Estimate model parameters (epsilon = 0.500)
- Initial log-likelihood: -60288.255
- Current log-likelihood: -52884.715
Optimal log-likelihood: -52884.294
Rate parameters: A-C: 0.36331 A-G: 0.86950 A-T: 0.21617 C-G: 0.39216 C-T: 2.05273 G-T: 1.00000
Base frequencies: A: 0.279 C: 0.209 G: 0.206 T: 0.305
Parameters optimization took 2 rounds (70.383 sec)
Computing ML distances based on estimated model parameters… 2837.491 sec
Computing BIONJ tree…
1474.574 seconds
Log-likelihood of BIONJ tree: -52448.971
INITIALIZING CANDIDATE TREE SET Generating 8 parsimony trees… 224.761 second Computing log-likelihood of 8 initial trees … 33.582 seconds Current best score: -52448.971 Do NNI search on 2 best initial trees
Estimate model parameters (epsilon = 0.500)
BETTER TREE FOUND at iteration 1: -52310.505
Finish initializing candidate tree set (12)
Current best tree score: -52310.505 / CPU time: 395.445
Number of iterations: 2
OPTIMIZING CANDIDATE TREE SET TREE SEARCH COMPLETED AFTER 4 ITERATIONS / Time: 1h:23m:56s
FINALIZING TREE SEARCH Performs final model parameters optimization Estimate model parameters (epsilon = 0.050)
- Initial log-likelihood: -52310.505
Optimal log-likelihood: -52310.497
Rate parameters: A-C: 0.36195 A-G: 0.89554 A-T: 0.20011 C-G: 0.33955 C-T: 2.09522 G-T: 1.00000
Base frequencies: A: 0.279 C: 0.209 G: 0.206 T: 0.305
Parameters optimization took 1 rounds (11.039 sec)
BEST SCORE FOUND : -52310.497
Total tree length: 1.322Total number of iterations: 4
CPU time used for tree search: 602.458 sec (0h:10m:2s)
Wall-clock time used for tree search: 605.088 sec (0h:10m:5s)
Total CPU time used: 5036.391 sec (1h:23m:56s)
Total wall-clock time used: 5048.890 sec (1h:24m:8s)Analysis results written to:
IQ-TREE report: results/spike_global/aligned-delim.fasta.iqtree
Maximum-likelihood tree: results/spike_global/aligned-delim.fasta.treefile
Likelihood distances: results/spike_global/aligned-delim.fasta.mldist
Screen log file: results/spike_global/aligned-delim.fasta.logDate and Time: Mon Apr 5 13:34:14 2021
There’s quite a bit of text above in the log file that I’m not sure is relevant, but it’s related to renaming problematic strains, e.g.

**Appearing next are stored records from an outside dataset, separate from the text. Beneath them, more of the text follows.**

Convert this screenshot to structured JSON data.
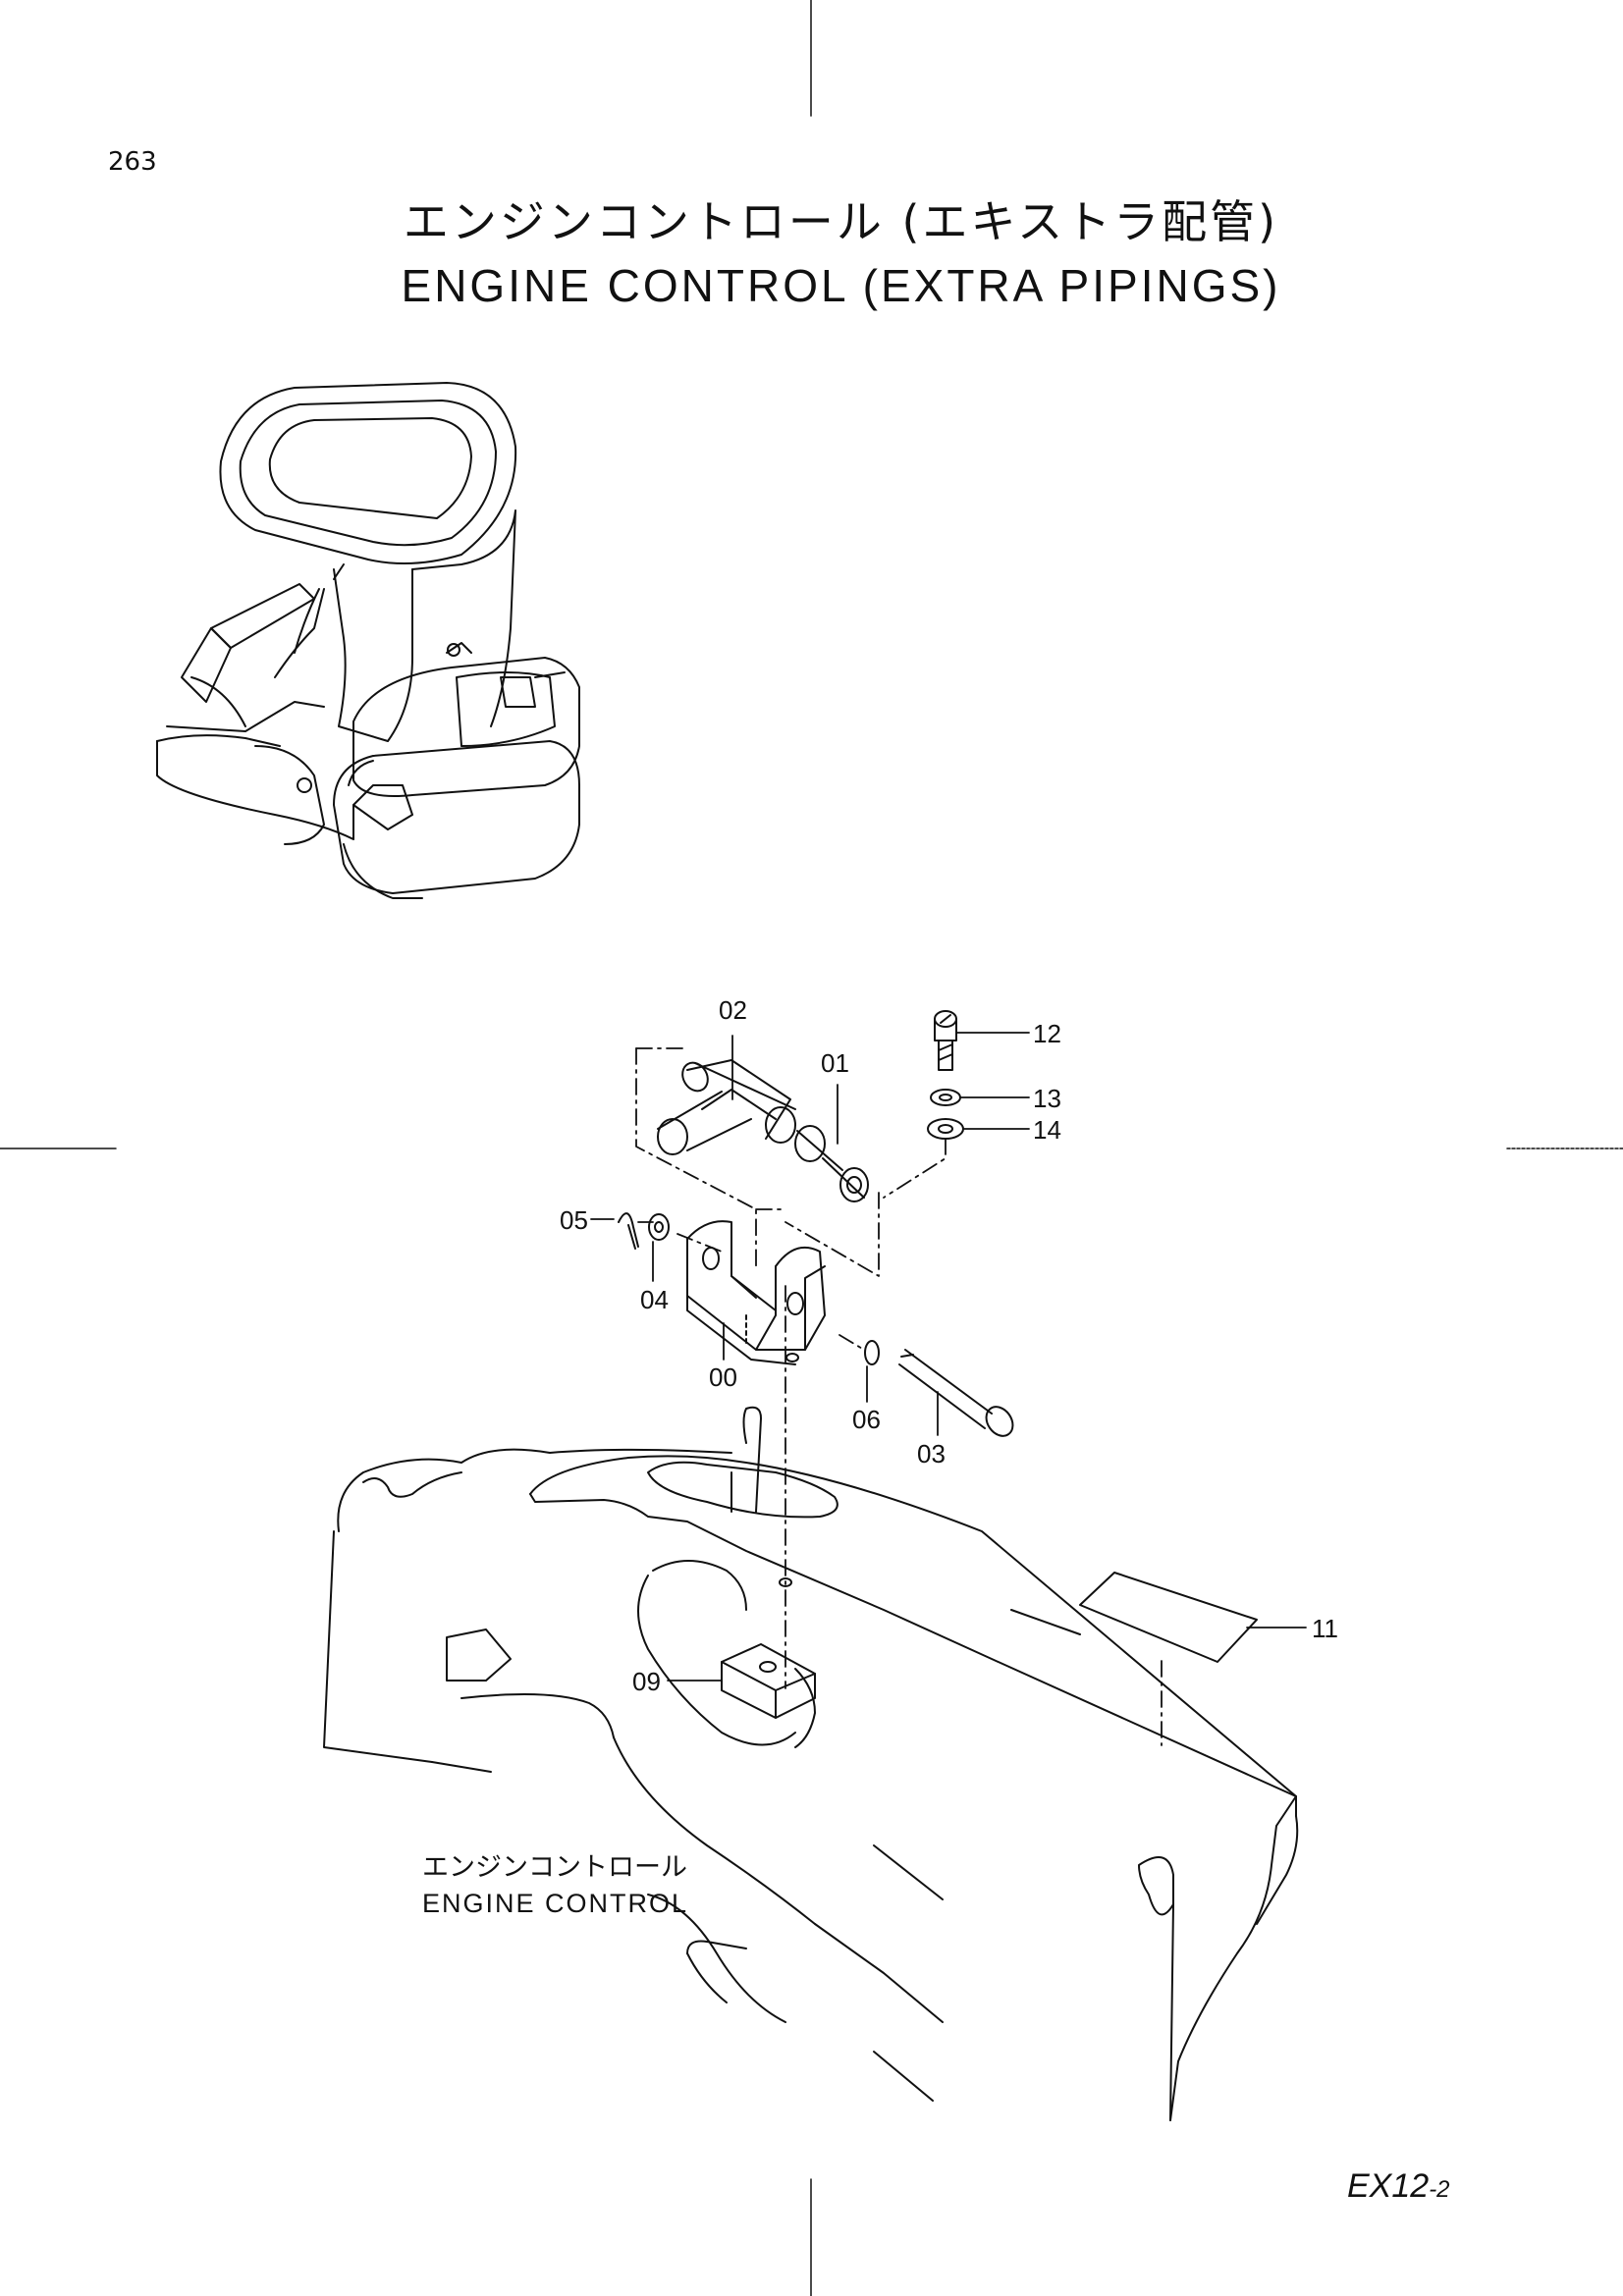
{
  "page": {
    "page_number": "263",
    "title_jp": "エンジンコントロール (エキストラ配管)",
    "title_en": "ENGINE CONTROL (EXTRA PIPINGS)",
    "caption_jp": "エンジンコントロール",
    "caption_en": "ENGINE CONTROL",
    "model_code": "EX12",
    "model_code_suffix": "-2"
  },
  "parts": [
    {
      "id": "00",
      "label": "00"
    },
    {
      "id": "01",
      "label": "01"
    },
    {
      "id": "02",
      "label": "02"
    },
    {
      "id": "03",
      "label": "03"
    },
    {
      "id": "04",
      "label": "04"
    },
    {
      "id": "05",
      "label": "05"
    },
    {
      "id": "06",
      "label": "06"
    },
    {
      "id": "09",
      "label": "09"
    },
    {
      "id": "11",
      "label": "11"
    },
    {
      "id": "12",
      "label": "12"
    },
    {
      "id": "13",
      "label": "13"
    },
    {
      "id": "14",
      "label": "14"
    }
  ]
}
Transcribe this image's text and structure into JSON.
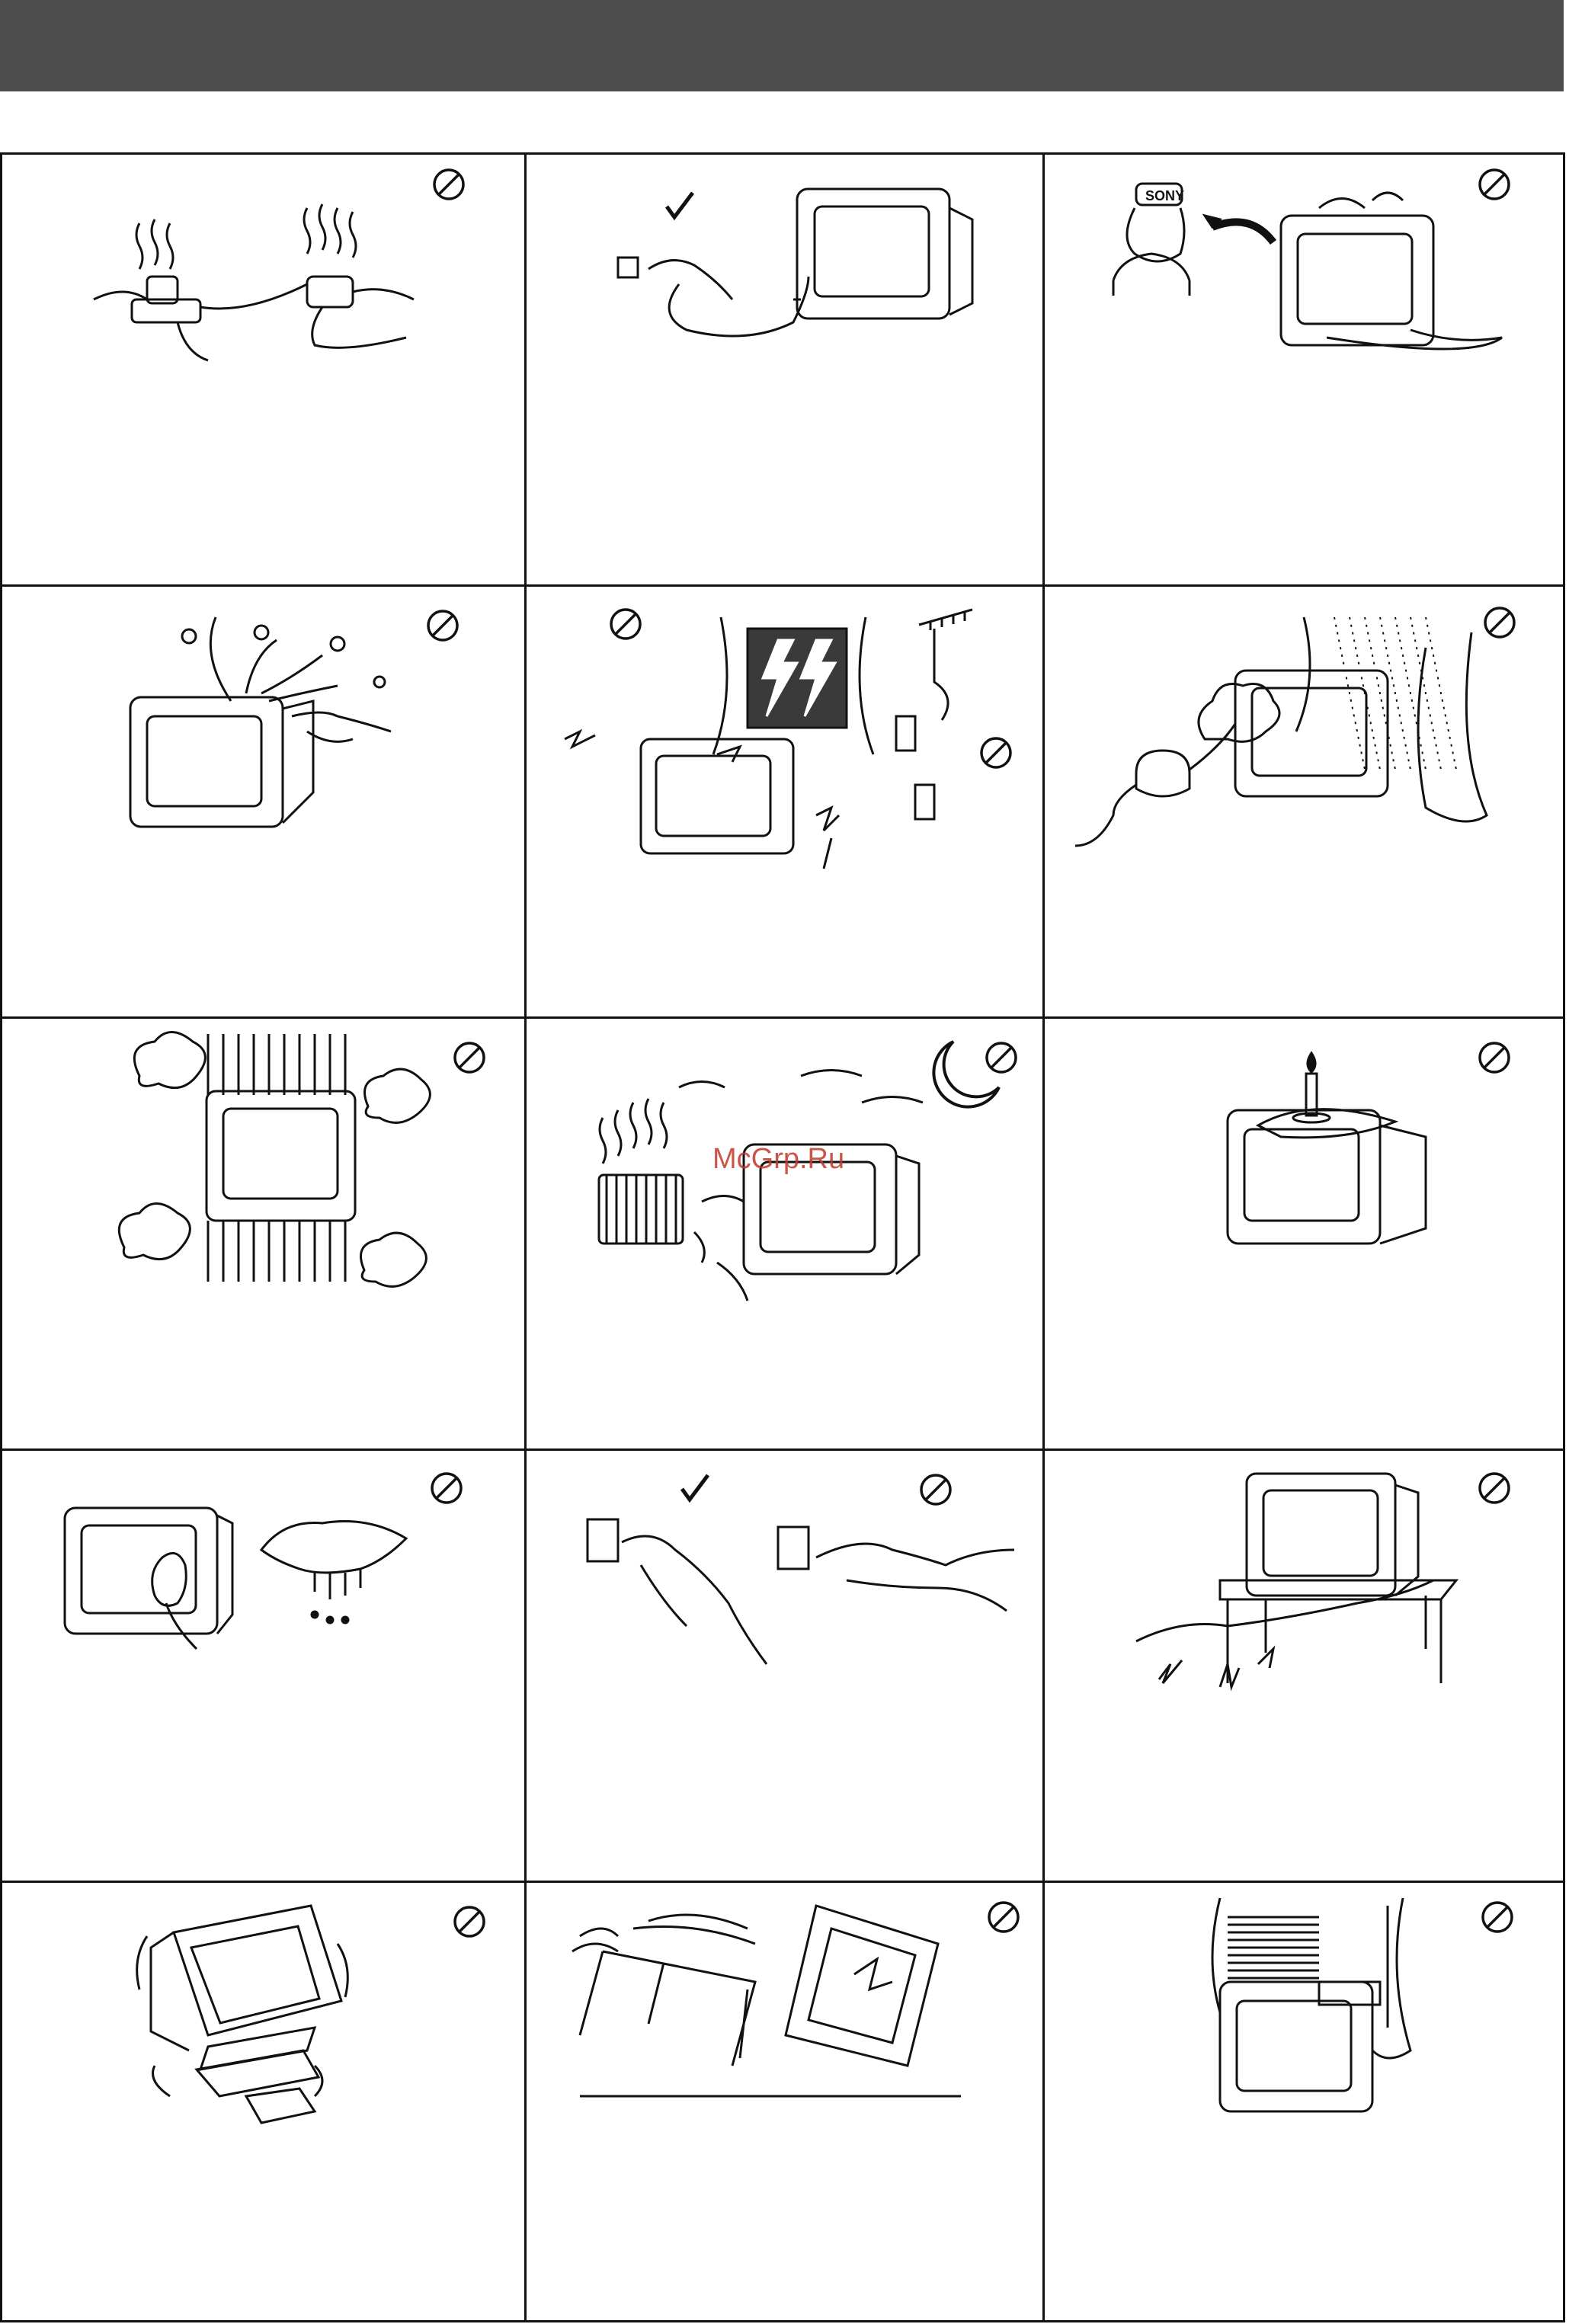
{
  "header": {
    "color": "#4d4d4d"
  },
  "watermark": {
    "text": "McGrp.Ru",
    "color": "#c0392b"
  },
  "illustrations": [
    {
      "id": "overloaded-outlet",
      "mark": "prohibited-icon"
    },
    {
      "id": "unplug-by-plug",
      "mark": "checkmark-icon"
    },
    {
      "id": "liquid-on-tv-call-service",
      "mark": "prohibited-icon",
      "label": "SONY"
    },
    {
      "id": "objects-into-tv",
      "mark": "prohibited-icon"
    },
    {
      "id": "lightning-touch",
      "mark": "prohibited-icon",
      "second_mark": "prohibited-icon"
    },
    {
      "id": "humidity-steam-rain",
      "mark": "prohibited-icon"
    },
    {
      "id": "blocked-ventilation",
      "mark": "prohibited-icon"
    },
    {
      "id": "heat-and-sun",
      "mark": "prohibited-icon"
    },
    {
      "id": "candle-on-tv",
      "mark": "prohibited-icon"
    },
    {
      "id": "clean-with-dry-cloth",
      "mark": "prohibited-icon"
    },
    {
      "id": "plug-handling",
      "mark": "checkmark-icon",
      "second_mark": "prohibited-icon"
    },
    {
      "id": "damaged-cord",
      "mark": "prohibited-icon"
    },
    {
      "id": "unstable-placement",
      "mark": "prohibited-icon"
    },
    {
      "id": "falling-stand",
      "mark": "prohibited-icon"
    },
    {
      "id": "objects-on-top",
      "mark": "prohibited-icon"
    }
  ]
}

Lu’an_DELIM-QHMJMXEJNNOYGPIHOOFN_133_DELIM-QHMJMXEJNNOYGPIHOOFN_2020_DELIM-QHMJMXEJNNOYGPIHOOFN_EPI_ISL_1069210 → Lu_an_DELIM-QHMJMXEJNNOYGPIHOOFN_133_DELIM-QHMJMXEJNNOYGPIHOOFN_2020_DELIM-QHMJMXEJNNOYGPIHOOFN_EPI_ISL_1069210
…additional verbiage that follows this sort of regarding highly gapped seqs (for quite a few strains, just listing one here):
Gap/Ambiguity Composition p-value
1 Netherlands_DELIM-QHMJMXEJNNOYGPIHOOFN_Oss_1363500_DELIM-QHMJMXEJNNOYGPIHOOFN_2020_DELIM-QHMJMXEJNNOYGPIHOOFN_EPI_ISL_41358187.23% failed 0.00%
…and finally text that lists duplicate strains (just one listed here for brevity):
NOTE: Netherlands_DELIM-QHMJMXEJNNOYGPIHOOFN_Tilburg_1363354_DELIM-QHMJMXEJNNOYGPIHOOFN_2020_DELIM-QHMJMXEJNNOYGPIHOOFN_EPI_ISL_413586 is identical to Netherlands_DELIM-QHMJMXEJNNOYGPIHOOFN_Oss_1363500_DELIM-QHMJMXEJNNOYGPIHOOFN_2020_DELIM-QHMJMXEJNNOYGPIHOOFN_EPI_ISL_413581 but kept for subsequent analysis
The warnings related to gaps are expected; I’m trying to create a spike-specific build that works by masking the majority of the sequence. The resulting .phy alignment file looks fine, and the .iqtree
file looks like it contains tree info, including in newick format. But I’m not sure why the snakemake rule fails. Any ideas? Thanks!